22 de octubre de 2014

¡Yo ya lo hice ayer!



Evangelio según San Lucas 12,39-48.


Jesús dijo a sus discípulos: "Entiéndanlo bien: si el dueño de casa supiera a qué hora va llegar el ladrón, no dejaría perforar las paredes de su casa.
Ustedes también estén preparados, porque el Hijo del hombre llegará a la hora menos pensada".
Pedro preguntó entonces: "Señor, ¿esta parábola la dices para nosotros o para todos?".
El Señor le dijo: "¿Cuál es el administrador fiel y previsor, a quien el Señor pondrá al frente de su personal para distribuirle la ración de trigo en el momento oportuno?
¡Feliz aquel a quien su señor, al llegar, encuentre ocupado en este trabajo!
Les aseguro que lo hará administrador de todos sus bienes.
Pero si este servidor piensa: 'Mi señor tardará en llegar', y se dedica a golpear a los servidores y a las sirvientas, y se pone a comer, a beber y a emborracharse,
su señor llegará el día y la hora menos pensada, lo castigará y le hará correr la misma suerte que los infieles.
El servidor que, conociendo la voluntad de su señor, no tuvo las cosas preparadas y no obró conforme a lo que él había dispuesto, recibirá un castigo severo.
Pero aquel que sin saberlo, se hizo también culpable, será castigado menos severamente. Al que se le dio mucho, se le pedirá mucho; y al que se le confió mucho, se le reclamará mucho más."

COMENTARIO:

  Este Evangelio de Lucas, es una clara continuación del mensaje del Señor, sobre la necesidad de estar vigilantes. Ya que hacerlo, no es solamente una cuestión de precaución, sino la seguridad de que, en algún momento que desconocemos, Jesús llegará a buscarnos. Ya que, nos pongamos como nos pongamos, no hay nada tan seguro para el hombre, como la muerte; y es ese el momento, en el que deberemos rendir cuentas del balance de nuestra vida, al Hijo de Dios.

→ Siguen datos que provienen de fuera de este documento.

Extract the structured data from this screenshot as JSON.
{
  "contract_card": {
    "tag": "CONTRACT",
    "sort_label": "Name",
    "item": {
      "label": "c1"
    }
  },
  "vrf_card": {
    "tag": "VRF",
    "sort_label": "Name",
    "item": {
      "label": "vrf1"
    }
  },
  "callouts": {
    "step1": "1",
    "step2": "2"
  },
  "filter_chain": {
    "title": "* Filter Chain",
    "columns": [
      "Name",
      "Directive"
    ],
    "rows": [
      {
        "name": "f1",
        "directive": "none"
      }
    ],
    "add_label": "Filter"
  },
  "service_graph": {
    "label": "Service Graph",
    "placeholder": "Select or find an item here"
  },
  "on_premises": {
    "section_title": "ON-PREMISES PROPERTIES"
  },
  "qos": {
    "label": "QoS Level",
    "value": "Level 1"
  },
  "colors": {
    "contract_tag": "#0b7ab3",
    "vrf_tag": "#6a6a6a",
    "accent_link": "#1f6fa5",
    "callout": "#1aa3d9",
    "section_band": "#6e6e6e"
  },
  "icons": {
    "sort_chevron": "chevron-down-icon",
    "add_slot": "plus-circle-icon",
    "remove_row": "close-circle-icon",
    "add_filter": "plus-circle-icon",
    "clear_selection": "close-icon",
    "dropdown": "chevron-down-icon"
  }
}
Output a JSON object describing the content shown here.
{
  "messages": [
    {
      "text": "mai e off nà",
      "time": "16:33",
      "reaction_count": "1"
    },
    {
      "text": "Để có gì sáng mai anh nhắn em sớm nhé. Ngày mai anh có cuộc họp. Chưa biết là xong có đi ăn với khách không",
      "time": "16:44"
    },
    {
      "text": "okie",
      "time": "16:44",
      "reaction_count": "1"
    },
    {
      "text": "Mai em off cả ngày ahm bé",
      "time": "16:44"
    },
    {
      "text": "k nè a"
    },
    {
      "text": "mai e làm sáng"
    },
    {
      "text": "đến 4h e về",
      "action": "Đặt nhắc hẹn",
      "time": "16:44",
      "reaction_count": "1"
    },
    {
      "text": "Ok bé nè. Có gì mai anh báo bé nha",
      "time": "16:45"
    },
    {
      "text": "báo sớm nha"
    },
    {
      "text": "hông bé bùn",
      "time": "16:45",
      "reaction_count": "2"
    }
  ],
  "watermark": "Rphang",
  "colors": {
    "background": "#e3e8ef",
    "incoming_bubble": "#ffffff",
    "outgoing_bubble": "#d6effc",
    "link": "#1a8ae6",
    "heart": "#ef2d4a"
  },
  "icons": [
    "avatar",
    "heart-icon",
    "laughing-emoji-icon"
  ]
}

  Por eso, ese recuento de nuestro día – que es el examen de conciencia-  debe ser una práctica constante que nos permita reconocer nuestros errores y nuestras desobediencias, pedir perdón y corregirlos. Porque la vida de un cristiano, como os recuerdo siempre, es un comenzar y recomenzar; un caer y levantarse; ya que la naturaleza humana es común a todos los hombres, pero la Gracia divina sólo está a disposición de aquellos que quieran adquirirla, a través de los Sacramentos.

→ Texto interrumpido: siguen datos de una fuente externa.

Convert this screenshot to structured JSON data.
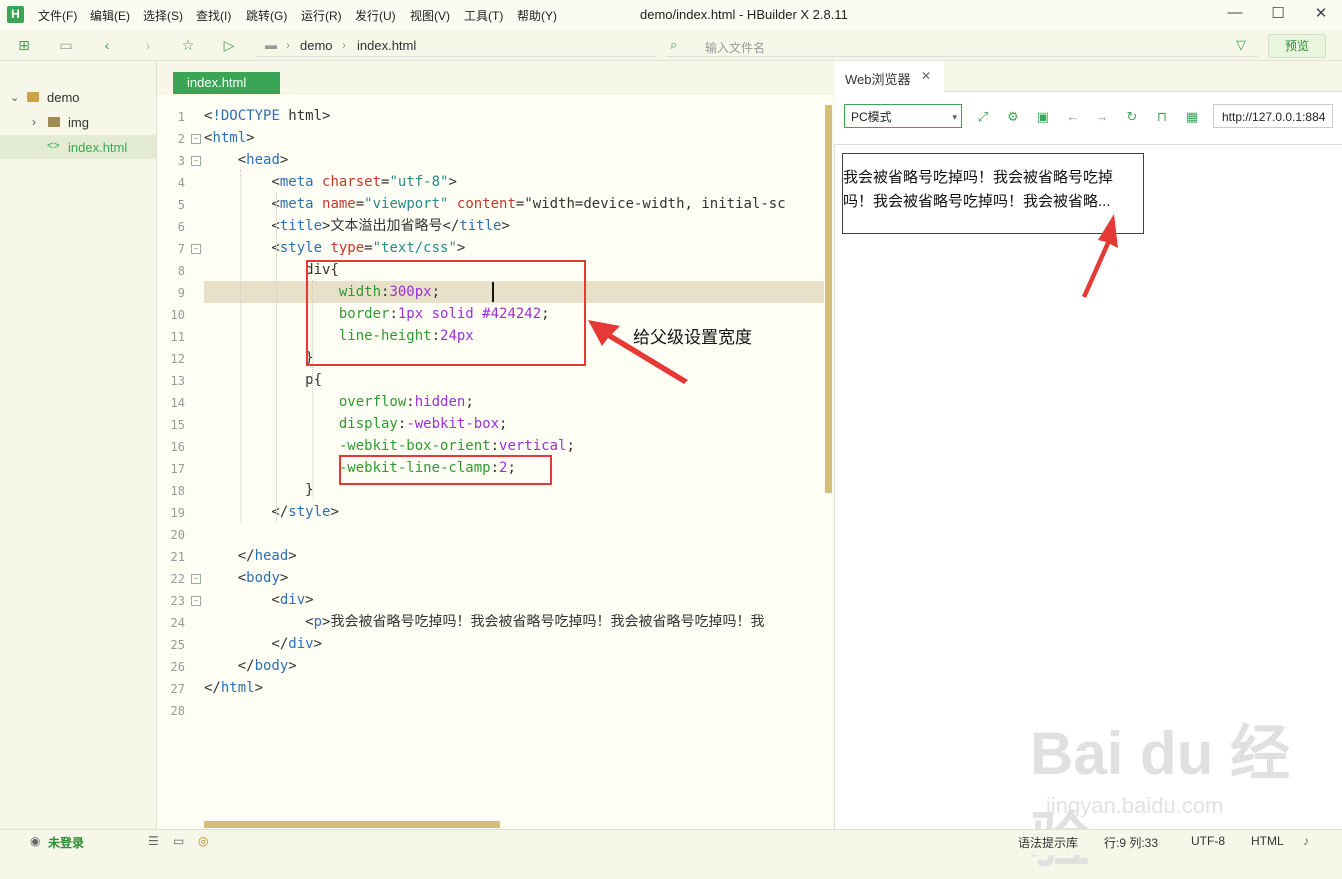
{
  "app": {
    "title": "demo/index.html - HBuilder X 2.8.11",
    "logo": "H",
    "menu": [
      "文件(F)",
      "编辑(E)",
      "选择(S)",
      "查找(I)",
      "跳转(G)",
      "运行(R)",
      "发行(U)",
      "视图(V)",
      "工具(T)",
      "帮助(Y)"
    ]
  },
  "toolbar": {
    "breadcrumb": [
      "demo",
      "index.html"
    ],
    "search_placeholder": "输入文件名",
    "preview_label": "预览"
  },
  "sidebar": {
    "items": [
      {
        "label": "demo",
        "type": "folder",
        "expanded": true
      },
      {
        "label": "img",
        "type": "folder",
        "expanded": false
      },
      {
        "label": "index.html",
        "type": "file",
        "selected": true
      }
    ]
  },
  "editor": {
    "tab_label": "index.html",
    "line_numbers": [
      "1",
      "2",
      "3",
      "4",
      "5",
      "6",
      "7",
      "8",
      "9",
      "10",
      "11",
      "12",
      "13",
      "14",
      "15",
      "16",
      "17",
      "18",
      "19",
      "20",
      "21",
      "22",
      "23",
      "24",
      "25",
      "26",
      "27",
      "28"
    ],
    "lines": [
      "<!DOCTYPE html>",
      "<html>",
      "    <head>",
      "        <meta charset=\"utf-8\">",
      "        <meta name=\"viewport\" content=\"width=device-width, initial-sc",
      "        <title>文本溢出加省略号</title>",
      "        <style type=\"text/css\">",
      "            div{",
      "                width:300px;",
      "                border:1px solid #424242;",
      "                line-height:24px",
      "            }",
      "            p{",
      "                overflow:hidden;",
      "                display:-webkit-box;",
      "                -webkit-box-orient:vertical;",
      "                -webkit-line-clamp:2;",
      "            }",
      "        </style>",
      "",
      "    </head>",
      "    <body>",
      "        <div>",
      "            <p>我会被省略号吃掉吗！我会被省略号吃掉吗！我会被省略号吃掉吗！我",
      "        </div>",
      "    </body>",
      "</html>",
      ""
    ]
  },
  "browser": {
    "tab_label": "Web浏览器",
    "mode_label": "PC模式",
    "url": "http://127.0.0.1:884",
    "content_text": "我会被省略号吃掉吗！我会被省略号吃掉吗！我会被省略号吃掉吗！我会被省略...",
    "line1": "我会被省略号吃掉吗！我会被省略号吃掉",
    "line2": "吗！我会被省略号吃掉吗！我会被省略..."
  },
  "annotation": {
    "text": "给父级设置宽度",
    "color": "#e53935"
  },
  "statusbar": {
    "login": "未登录",
    "syntax_lib": "语法提示库",
    "position": "行:9  列:33",
    "encoding": "UTF-8",
    "language": "HTML"
  },
  "watermark": {
    "brand": "Bai du 经验",
    "url": "jingyan.baidu.com"
  },
  "colors": {
    "accent": "#3aa655",
    "background": "#f6f6e9",
    "scrollbar": "#d4be7a"
  }
}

  Si el Señor no contara con lo poca cosa que somos, no hubiera instituido la Penitencia. Hacerlo ha sido un acto de amor y comprensión, donde lo único que nos pide es que humillemos el orgullo y con dolor de corazón, por haberle ofendido, prometamos –con su fuerza divina, transmitida en la confesión sacramental- no volver a pecar más. Debemos sentir esa aflicción punzante en el corazón, del que siente no haber sido capaz de responder al amor incondicional de Dios, con su sacrificio y su renuncia al propio “yo”. Esa es la contrición que se duele y prepara nuestra alma para la llegada de Jesús. Para ese encuentro definitivo, donde seremos juzgados en el amor que pusimos en nuestros actos, en los proyectos y, sobre todo, en nuestras intenciones.

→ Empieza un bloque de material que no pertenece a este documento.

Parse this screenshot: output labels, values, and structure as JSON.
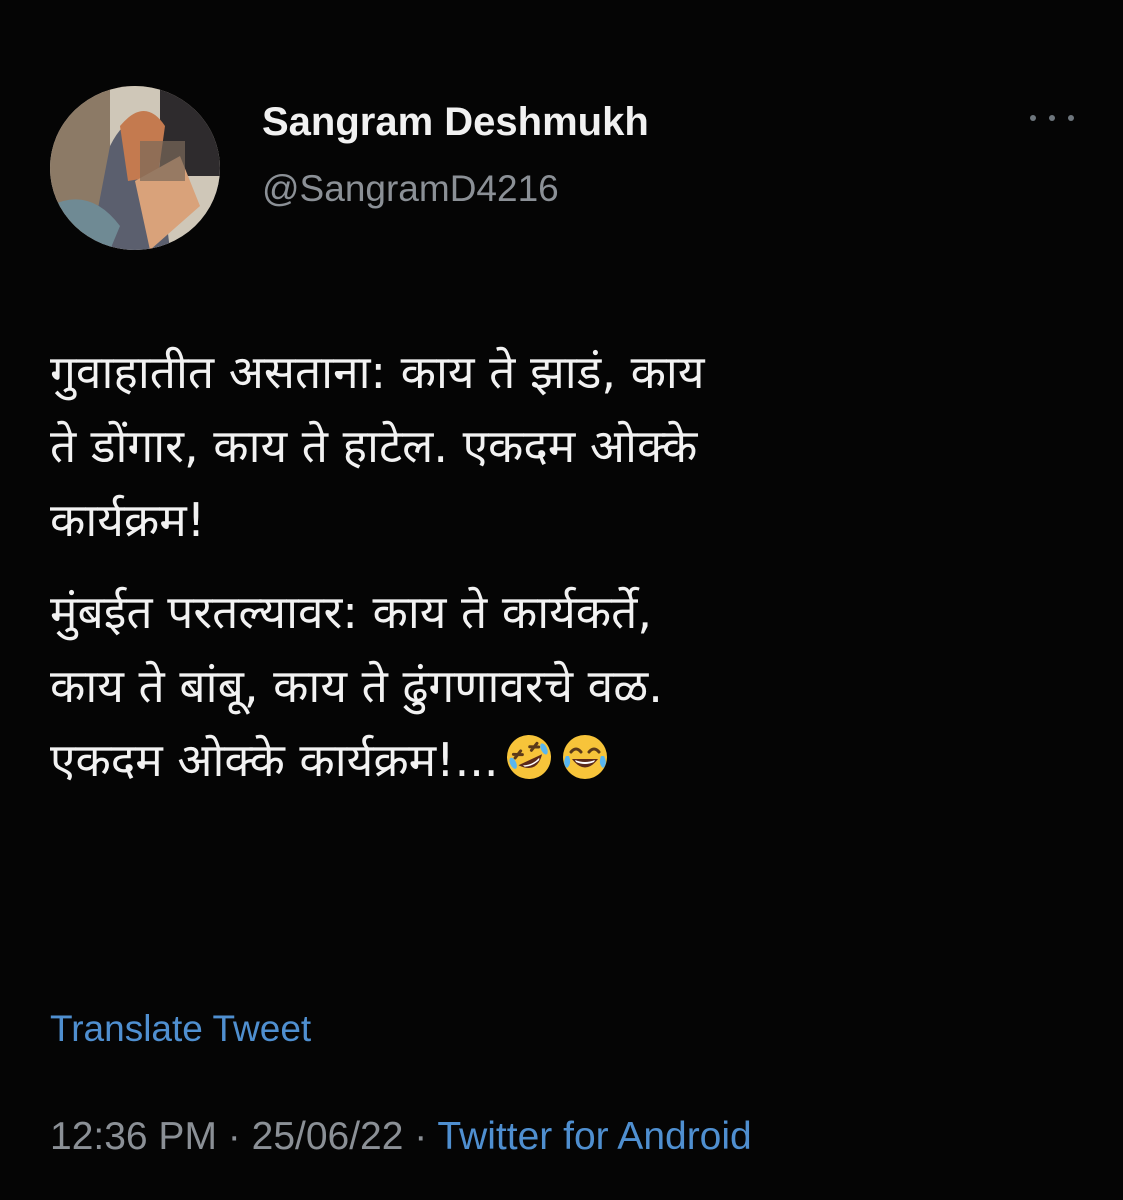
{
  "tweet": {
    "author_name": "Sangram Deshmukh",
    "author_handle": "@SangramD4216",
    "paragraph_1": "गुवाहातीत असताना: काय ते झाडं, काय\nते डोंगार, काय ते हाटेल. एकदम ओक्के\nकार्यक्रम!",
    "paragraph_2": "मुंबईत परतल्यावर: काय ते कार्यकर्ते,\nकाय ते बांबू, काय ते ढुंगणावरचे वळ.\nएकदम ओक्के कार्यक्रम!...",
    "emojis": [
      "rolling-on-floor-laughing",
      "tears-of-joy"
    ],
    "translate_label": "Translate Tweet",
    "time": "12:36 PM",
    "separator": "·",
    "date": "25/06/22",
    "source": "Twitter for Android"
  },
  "colors": {
    "background": "#050505",
    "text": "#f2f2f2",
    "secondary": "#8b9096",
    "link": "#4f8fd0"
  }
}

  El Señor le confiesa a Pedro que, a pesar de que Él habla para todos, esa parábola deja al descubierto la cuestión del compromiso mayor que tienen todos aquellos que desempeñan algún cargo de gestión, dirección o potestad, dentro de la comunidad. Porque, aunque a todos se nos pide la santidad, y ésta consiste en unir nuestra voluntad a la de Dios, aceptando todas las cosas como venidas de su mano, luchando por alcanzar la perfección divina a la que hemos sido llamados, y propagando el mensaje de Cristo a todos los lugares, en todos los momentos y en cualquier situación, todos hemos recibido dones distintos de los que deberemos responder ante el Sumo Hacedor. Queda claro, ante esas palabras, que aunque el mundo aprecie un cargo de poder, como algo útil para conseguir prebendas, el Maestro nos repite continuamente que en su Iglesia, el que más cometidos adquiera, más deberá estar al servicio de sus hermanos.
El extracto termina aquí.